How to setup Reverse Proxy in IIS

How to setup Reverse Proxy in IIS

By: Earl Allin

Introduction

The Reverse Proxy setup allows you to run Alpha sites on your server without having to add a port number to the URL (ie: mysite.com:8585). This also offloads the SSL to IIS, which allows you to run Alpha on the separate ports internally, but have users access them using https://

Alpha Anywhere

Remove the SSL certificate from Alpha and run Alpha on port other than 443 and 80.

In this example, we will setup port 90 for one of the Alpha sites.

IIS Configuration

  1. Install the Web Platform Installer for IIS

https://www.microsoft.com/web/downloads/platform.aspx

  1. Use the Web Platform Manager to install Application Request Routing 3.0 and URL Rewrite modules if they are not already installed.

SSL Certificate Installation

Install the SSL in IIS from the Server Certificate Pane by selecting the Root Node for the Server and then clicking Server Certificates. You can click Import Certificates on the right hand side to import a .pfx cert – you will need the certificates private key password to import it.

Create IIS Website

Right click on Sites -> Add Website

Configure the site information, directory for the site under the c:\inetpub folder.
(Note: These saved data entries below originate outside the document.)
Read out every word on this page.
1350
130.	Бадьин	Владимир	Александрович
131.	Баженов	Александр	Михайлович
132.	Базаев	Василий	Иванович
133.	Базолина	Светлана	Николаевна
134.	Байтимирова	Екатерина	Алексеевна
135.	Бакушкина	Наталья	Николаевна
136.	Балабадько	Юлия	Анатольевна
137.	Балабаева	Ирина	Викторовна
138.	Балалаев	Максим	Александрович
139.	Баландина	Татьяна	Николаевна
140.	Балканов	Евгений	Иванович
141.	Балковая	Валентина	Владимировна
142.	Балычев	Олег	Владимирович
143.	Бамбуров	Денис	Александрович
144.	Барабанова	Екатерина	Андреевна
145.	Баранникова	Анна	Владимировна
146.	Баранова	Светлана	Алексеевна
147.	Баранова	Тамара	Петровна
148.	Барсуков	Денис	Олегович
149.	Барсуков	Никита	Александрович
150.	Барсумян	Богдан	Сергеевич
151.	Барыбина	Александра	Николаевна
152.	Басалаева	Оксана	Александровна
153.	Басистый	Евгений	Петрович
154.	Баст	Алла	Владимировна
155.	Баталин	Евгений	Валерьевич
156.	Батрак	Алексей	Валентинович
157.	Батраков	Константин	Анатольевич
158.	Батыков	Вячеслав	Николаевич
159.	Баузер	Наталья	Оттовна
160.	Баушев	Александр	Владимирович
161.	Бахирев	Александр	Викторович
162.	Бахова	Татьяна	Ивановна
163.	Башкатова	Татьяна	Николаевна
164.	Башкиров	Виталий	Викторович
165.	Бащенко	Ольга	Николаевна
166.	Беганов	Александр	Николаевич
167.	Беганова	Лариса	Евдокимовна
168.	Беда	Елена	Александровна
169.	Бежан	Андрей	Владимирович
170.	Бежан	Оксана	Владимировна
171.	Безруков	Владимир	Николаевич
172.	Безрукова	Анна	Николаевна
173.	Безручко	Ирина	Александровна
This is where the site configuration will be stored, to allow you to redirect to Alpha’s Application Server.

Configure the binding for https and select the SSL certificate (which was installed in a previous step above).

Click OK when done.

URL Rewrite

Click on your Site in the connections tab, and click on URL Rewrite, and click on Add Rule(s) in the Actions pane.

Select Reverse Proxy, and click OK

Enter the information for the Rule.

Inbound Rules – the server name should be your internal server IP with the port (ie: http://10.1.100.1:90)

Make sure the Enable SSL Offloading is selected.

You should test that the URL does properly work – you can manually enter the URL on the server in a browser to confirm it accesses your application.